I know her question is important—no, pivotal to our entire relationship. It all comes down to this—my stupid egotism and fear. I lead her back to the edge of the bed to sit down because I need to sit down. My legs feel a bit shaky; this marathon of introspection and raw honesty is running me ragged.
"I'll try, Angela", I say softly. Our eyes meet and I'm pulled into their dark fathomless beauty. Throughout the years, we've spoken volumes with only our eyes—the windows into our souls. It's connected us at a level so deep to be almost spiritual and timeless. Yet we avoided using the words that mattered the most. I should have told her I loved her years ago. Years.
"Oh Angela", I sigh. Ironically, when I need words the most, they elude me. A deep exhaustion overtakes me—this confrontation of truth has done me in. She appears to be completely spent as well. I put my arm around her again, knowing that it's alright to do so now. She rewards me with a weak smile and rests her head on my shoulder.
"Are we going to be alright, Angela?" I ask her. Tonight scared me and I'm still trying to regain my equilibrium.
"I think so, Tony. So long as we can be honest with each other and say how we truly feel." She lets out a deep sigh and closes her eyes. Then she startles me by suddenly popping her head up and speaking. "Tony?" she asks.
"Yeah Angela?"
"I realize now why you left; why that night fateful as it was, was so different... I didn't ask you to stay."
"Don't defend me, Angela."
"I'm not. I'm merely seeing a shade of grey", she tells me. Her face is flushed and she looks down before meeting my eyes again. "So I'm going to ask if I can stay tonight." Her jaw is set in a determined line but her eyes are tender. She tentatively takes my hand and says, "Please hold me tonight. I'm so tired and I don't want to go back to my room and overanalyze everything we've just talked about. I only want to be with you."
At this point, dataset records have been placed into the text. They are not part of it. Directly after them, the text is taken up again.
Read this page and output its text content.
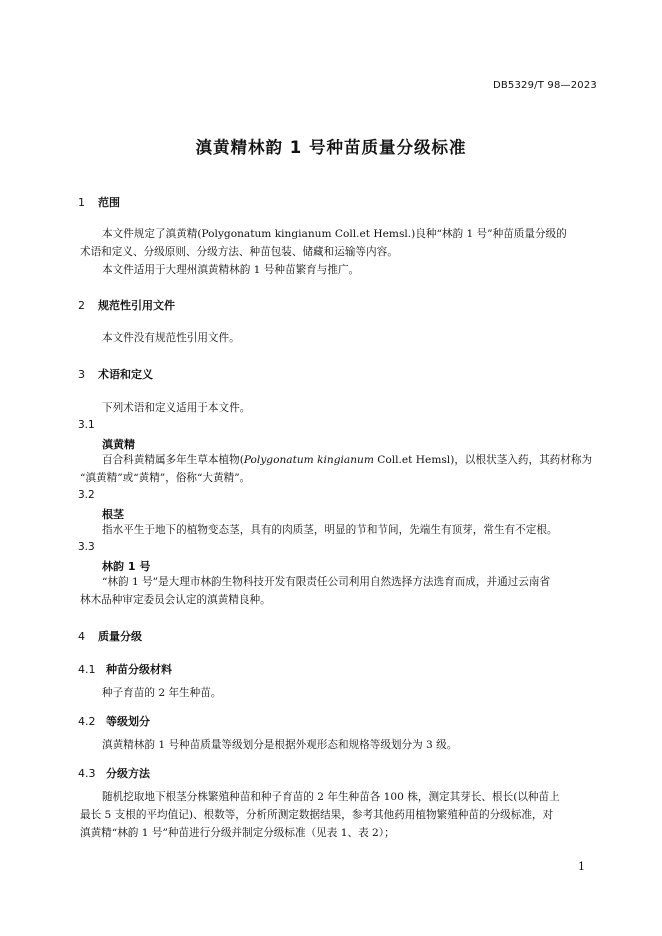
DB5329/T 98—2023
滇黄精林韵 1 号种苗质量分级标准
1 范围
本文件规定了滇黄精(Polygonatum kingianum Coll.et Hemsl.)良种“林韵 1 号”种苗质量分级的
术语和定义、分级原则、分级方法、种苗包装、储藏和运输等内容。
本文件适用于大理州滇黄精林韵 1 号种苗繁育与推广。
2 规范性引用文件
本文件没有规范性引用文件。
3 术语和定义
下列术语和定义适用于本文件。
3.1
滇黄精
百合科黄精属多年生草本植物(Polygonatum kingianum Coll.et Hemsl)，以根状茎入药，其药材称为
“滇黄精”或“黄精”，俗称“大黄精”。
3.2
根茎
指水平生于地下的植物变态茎，具有的肉质茎，明显的节和节间，先端生有顶芽，常生有不定根。
3.3
林韵 1 号
“林韵 1 号”是大理市林韵生物科技开发有限责任公司利用自然选择方法选育而成，并通过云南省
林木品种审定委员会认定的滇黄精良种。
4 质量分级
4.1 种苗分级材料
种子育苗的 2 年生种苗。
4.2 等级划分
滇黄精林韵 1 号种苗质量等级划分是根据外观形态和规格等级划分为 3 级。
4.3 分级方法
随机挖取地下根茎分株繁殖种苗和种子育苗的 2 年生种苗各 100 株，测定其芽长、根长(以种苗上
最长 5 支根的平均值记)、根数等，分析所测定数据结果，参考其他药用植物繁殖种苗的分级标准，对
滇黄精“林韵 1 号”种苗进行分级并制定分级标准（见表 1、表 2）；
1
Her words startle me. Is she talking about sex? Or merely sharing a bed? I look over at her; she's crawling across my bed and I'm distracted by her sleep shorts or rather what's beneath them. The suggestive outline of her behind and her long, golden legs affect me despite my intense fatigue. There's no way I can simply sleep beside her when she looks like that. But she appears oblivious and makes herself comfortable in my bed. I hesitate before crawling in beside her. I don't want her to leave. Not after what we've just been through. We need to stay together and talk some more and definitely cuddle and maybe kiss and . . . it's going to be an interesting night.